AUGUST 22, 2014 – A Georgetown University geneticist has recently earned a grant from the National Institutes of Health to support her research focusing on genome stability.
Jan LaRocque, PhD, assistant professor of human science at the School of Nursing & Health Studies, received a $350,000 Academic Research Enhancement Award (R15) from the National Institute of General Medical Sciences to conduct a study on double-stand break repair and suppression of recombination in D. melanogaster, commonly known as fruit flies.
“Cells are constantly exposed to DNA damage and must respond to and repair this damage to evade death and genomic instability,” says the principal investigator. “Failure to accurately repair DNA damage can lead to cell death, genetic mutations, aging, and cancer.”
The project aims to use genetic and molecular tools to understand the mechanisms of how double-strand DNA breaks are repaired, adds LaRocque, who says that these breaks are particularly harmful.
“We will obtain a clearer understanding of how cells maintain genome integrity and elude cell death, premature aging, and tumorigenesis associated with these types of lesions,” she says.
Additionally, LaRocque notes that the grant will help support her effort to educate undergraduate students who work in her laboratory.
Earlier this year, the geneticist published “Double-strand Break Repair Assays Determine Pathway Choice and Structure of Gene Conversion Events in Drosophila melanogaster,” which appeared in G3: Genes, Genomics, and Genetics.

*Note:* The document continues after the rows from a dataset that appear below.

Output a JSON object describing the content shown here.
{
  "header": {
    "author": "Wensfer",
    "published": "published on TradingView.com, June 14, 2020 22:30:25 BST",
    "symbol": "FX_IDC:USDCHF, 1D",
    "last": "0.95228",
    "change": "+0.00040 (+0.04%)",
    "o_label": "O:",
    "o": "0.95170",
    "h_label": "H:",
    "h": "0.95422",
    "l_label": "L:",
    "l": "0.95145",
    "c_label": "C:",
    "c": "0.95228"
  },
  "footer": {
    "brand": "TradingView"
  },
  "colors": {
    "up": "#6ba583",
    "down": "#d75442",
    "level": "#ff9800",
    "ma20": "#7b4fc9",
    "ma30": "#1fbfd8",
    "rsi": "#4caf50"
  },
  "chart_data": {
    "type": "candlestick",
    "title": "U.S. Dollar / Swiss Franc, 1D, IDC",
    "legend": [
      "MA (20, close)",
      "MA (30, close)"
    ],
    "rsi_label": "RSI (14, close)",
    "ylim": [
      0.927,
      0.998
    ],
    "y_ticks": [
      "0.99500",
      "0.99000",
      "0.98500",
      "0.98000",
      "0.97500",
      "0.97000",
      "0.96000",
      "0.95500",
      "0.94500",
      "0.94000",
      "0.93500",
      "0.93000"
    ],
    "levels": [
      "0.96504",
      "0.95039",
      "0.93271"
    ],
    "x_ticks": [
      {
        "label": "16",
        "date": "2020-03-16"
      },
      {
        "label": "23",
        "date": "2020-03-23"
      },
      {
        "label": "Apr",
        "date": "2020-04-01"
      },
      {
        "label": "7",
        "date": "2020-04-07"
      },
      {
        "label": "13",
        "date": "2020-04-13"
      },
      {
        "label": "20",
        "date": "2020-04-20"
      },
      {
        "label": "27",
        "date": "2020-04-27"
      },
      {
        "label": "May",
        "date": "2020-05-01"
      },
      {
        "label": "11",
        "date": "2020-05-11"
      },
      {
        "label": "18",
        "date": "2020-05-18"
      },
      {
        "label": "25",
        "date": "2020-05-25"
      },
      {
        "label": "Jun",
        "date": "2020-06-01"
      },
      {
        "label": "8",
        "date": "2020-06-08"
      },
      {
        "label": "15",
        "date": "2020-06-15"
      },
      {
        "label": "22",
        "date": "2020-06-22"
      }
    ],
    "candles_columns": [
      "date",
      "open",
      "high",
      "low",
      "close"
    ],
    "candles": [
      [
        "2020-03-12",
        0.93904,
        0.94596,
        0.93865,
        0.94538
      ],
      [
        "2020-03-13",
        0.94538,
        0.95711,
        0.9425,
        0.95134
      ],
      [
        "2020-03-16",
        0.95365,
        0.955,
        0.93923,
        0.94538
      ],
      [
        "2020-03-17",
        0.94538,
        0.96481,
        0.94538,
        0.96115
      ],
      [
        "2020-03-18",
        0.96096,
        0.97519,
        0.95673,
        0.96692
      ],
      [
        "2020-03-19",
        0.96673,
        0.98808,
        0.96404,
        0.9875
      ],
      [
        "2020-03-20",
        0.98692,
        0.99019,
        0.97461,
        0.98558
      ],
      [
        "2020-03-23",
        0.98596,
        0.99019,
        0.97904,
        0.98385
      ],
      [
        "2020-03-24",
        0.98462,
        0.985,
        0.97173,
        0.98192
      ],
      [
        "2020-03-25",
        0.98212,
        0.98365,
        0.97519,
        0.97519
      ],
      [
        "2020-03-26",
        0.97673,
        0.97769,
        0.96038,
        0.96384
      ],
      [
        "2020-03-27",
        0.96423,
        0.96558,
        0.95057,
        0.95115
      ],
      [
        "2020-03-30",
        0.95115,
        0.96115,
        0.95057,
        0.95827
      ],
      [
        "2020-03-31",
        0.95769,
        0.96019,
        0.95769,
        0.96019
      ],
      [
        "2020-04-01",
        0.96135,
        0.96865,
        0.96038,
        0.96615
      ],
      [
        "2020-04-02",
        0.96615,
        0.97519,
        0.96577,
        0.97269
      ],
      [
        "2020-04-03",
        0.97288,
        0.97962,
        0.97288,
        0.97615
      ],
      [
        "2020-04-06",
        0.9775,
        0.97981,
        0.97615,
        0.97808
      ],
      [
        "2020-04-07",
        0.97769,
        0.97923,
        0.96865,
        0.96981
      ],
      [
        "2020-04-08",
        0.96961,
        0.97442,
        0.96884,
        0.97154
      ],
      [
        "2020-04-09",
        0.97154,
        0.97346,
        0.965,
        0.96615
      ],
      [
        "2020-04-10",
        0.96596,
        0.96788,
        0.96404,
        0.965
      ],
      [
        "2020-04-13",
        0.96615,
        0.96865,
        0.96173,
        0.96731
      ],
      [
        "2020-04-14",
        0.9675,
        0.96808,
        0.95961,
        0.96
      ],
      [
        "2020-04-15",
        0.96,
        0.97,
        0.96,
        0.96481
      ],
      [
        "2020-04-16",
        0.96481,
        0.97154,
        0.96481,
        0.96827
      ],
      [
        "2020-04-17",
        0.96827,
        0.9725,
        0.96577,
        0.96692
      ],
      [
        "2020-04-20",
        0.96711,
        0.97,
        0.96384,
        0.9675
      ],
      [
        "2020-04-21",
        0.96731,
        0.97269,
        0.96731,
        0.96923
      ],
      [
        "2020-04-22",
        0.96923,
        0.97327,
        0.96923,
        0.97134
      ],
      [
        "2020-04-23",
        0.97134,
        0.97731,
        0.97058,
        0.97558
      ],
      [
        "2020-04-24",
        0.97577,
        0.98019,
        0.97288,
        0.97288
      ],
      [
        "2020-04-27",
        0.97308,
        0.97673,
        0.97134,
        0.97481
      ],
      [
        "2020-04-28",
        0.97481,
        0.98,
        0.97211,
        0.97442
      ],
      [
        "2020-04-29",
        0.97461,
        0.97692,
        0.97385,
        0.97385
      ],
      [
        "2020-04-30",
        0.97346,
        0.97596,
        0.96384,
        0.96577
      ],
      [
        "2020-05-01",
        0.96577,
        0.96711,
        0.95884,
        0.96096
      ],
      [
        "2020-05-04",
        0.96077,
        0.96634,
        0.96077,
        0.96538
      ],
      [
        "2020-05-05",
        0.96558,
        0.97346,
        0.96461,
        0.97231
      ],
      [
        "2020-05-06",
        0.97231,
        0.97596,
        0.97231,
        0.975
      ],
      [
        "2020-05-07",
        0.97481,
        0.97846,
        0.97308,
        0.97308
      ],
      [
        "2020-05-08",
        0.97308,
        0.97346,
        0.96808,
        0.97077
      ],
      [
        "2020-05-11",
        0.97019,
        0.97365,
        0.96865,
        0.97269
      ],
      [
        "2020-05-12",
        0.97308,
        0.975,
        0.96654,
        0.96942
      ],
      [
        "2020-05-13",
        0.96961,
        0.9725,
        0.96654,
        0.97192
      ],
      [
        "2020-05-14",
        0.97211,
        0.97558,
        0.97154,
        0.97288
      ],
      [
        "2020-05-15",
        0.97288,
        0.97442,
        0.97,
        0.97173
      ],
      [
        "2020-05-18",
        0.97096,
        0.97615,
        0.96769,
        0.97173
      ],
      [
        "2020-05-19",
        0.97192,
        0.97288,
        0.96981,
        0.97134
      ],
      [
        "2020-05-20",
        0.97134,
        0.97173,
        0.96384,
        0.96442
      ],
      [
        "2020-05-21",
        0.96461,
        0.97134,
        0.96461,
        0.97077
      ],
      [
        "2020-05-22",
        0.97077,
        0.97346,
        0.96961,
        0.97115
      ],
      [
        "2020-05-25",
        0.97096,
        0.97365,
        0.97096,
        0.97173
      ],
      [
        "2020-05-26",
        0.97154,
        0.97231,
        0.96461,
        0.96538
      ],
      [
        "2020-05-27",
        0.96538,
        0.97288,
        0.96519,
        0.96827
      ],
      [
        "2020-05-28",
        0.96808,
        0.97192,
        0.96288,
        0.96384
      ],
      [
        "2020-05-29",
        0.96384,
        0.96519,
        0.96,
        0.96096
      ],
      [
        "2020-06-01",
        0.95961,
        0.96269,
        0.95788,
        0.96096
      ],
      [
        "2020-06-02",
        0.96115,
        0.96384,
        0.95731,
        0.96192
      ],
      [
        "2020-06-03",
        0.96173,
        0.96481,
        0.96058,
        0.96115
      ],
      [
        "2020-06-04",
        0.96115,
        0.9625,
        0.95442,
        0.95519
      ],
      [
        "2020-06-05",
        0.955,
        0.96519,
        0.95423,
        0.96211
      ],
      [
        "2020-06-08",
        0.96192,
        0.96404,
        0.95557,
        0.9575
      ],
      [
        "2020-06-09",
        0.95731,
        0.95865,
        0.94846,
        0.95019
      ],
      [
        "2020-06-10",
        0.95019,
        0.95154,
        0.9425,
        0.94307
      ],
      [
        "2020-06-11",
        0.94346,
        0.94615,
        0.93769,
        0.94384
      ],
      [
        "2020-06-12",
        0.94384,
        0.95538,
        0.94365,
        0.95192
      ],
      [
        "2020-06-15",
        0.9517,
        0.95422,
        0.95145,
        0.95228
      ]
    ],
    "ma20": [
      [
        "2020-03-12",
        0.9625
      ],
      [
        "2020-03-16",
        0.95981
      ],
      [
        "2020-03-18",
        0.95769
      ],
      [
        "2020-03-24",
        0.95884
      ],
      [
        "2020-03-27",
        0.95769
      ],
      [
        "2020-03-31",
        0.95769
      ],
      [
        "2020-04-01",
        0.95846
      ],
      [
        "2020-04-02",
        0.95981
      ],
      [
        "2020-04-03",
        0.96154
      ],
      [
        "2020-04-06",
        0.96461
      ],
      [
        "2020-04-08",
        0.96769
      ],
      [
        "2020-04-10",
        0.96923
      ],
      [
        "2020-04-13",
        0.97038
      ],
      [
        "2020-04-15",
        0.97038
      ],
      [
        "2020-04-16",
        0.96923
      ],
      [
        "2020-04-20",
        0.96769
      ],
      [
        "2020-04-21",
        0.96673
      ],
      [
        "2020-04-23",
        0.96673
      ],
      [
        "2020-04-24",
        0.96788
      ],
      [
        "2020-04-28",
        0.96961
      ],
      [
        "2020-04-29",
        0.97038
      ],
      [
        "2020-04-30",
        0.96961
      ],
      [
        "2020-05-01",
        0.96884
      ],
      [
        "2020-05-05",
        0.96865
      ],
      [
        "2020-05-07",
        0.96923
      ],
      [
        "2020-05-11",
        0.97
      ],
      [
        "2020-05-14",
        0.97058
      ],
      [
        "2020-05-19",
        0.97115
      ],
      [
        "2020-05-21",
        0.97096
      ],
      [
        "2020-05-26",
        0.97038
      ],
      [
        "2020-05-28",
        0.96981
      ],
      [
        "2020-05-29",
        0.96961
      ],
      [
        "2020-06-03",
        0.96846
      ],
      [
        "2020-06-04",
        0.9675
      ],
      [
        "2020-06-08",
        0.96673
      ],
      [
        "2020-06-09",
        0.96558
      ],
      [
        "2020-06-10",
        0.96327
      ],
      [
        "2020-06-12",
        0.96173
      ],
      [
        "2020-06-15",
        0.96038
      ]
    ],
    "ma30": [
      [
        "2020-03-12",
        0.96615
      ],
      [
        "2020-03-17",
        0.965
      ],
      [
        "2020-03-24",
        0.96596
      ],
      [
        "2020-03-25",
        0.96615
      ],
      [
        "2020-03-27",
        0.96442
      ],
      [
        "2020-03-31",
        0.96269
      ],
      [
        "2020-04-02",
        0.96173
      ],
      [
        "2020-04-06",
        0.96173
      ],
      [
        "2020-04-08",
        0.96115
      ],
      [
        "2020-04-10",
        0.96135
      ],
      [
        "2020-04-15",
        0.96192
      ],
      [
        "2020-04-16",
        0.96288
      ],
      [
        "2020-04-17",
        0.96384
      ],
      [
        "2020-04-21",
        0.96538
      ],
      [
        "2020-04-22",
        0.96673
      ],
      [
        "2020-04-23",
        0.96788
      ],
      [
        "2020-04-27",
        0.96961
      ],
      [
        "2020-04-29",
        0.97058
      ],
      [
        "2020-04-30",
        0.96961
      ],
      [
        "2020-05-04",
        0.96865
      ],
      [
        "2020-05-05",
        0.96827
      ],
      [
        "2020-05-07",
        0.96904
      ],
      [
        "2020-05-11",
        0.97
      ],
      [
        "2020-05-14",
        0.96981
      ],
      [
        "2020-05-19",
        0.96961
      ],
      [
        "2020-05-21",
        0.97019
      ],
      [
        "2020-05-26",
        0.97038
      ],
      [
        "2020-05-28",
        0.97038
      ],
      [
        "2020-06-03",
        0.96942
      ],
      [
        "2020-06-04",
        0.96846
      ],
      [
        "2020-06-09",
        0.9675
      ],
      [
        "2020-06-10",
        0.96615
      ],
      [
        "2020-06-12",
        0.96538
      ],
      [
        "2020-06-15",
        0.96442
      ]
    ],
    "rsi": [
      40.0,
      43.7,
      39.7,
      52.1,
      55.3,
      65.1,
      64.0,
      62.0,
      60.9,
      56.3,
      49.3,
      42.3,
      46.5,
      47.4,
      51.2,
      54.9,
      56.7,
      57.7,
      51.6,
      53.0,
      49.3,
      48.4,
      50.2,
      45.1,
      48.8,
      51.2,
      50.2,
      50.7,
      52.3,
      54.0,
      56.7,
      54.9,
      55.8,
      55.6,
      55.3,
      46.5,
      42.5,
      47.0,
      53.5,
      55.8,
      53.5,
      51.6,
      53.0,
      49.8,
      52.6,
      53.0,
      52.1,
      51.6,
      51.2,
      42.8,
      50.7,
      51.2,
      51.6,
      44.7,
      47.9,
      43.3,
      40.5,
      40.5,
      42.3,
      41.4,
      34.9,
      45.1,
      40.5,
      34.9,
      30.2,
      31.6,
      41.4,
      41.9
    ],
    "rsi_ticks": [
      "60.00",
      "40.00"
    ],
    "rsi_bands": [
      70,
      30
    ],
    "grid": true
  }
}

Undergraduates Joseph Brooks (NHS’15), Anthony Do (NHS’15), and Margot Le Neveu (NHS’14) co-authored the peer-reviewed manuscript.
She also recently earned a grant award from $100,000 from the American Federation for Aging Research (AFAR).
In that study, LaRocque – also using a fruit fly model – is investigating genome instability and DNA damage in normal aged cells, as well as cells associated with premature aging syndromes.
The new grant is supported by the National Institute of General Medical Sciences of the National Institutes of Health under award number R15GM110454. Future publications about this research are solely the responsibility of the authors and do not necessarily represent the official views of the National Institutes of Health.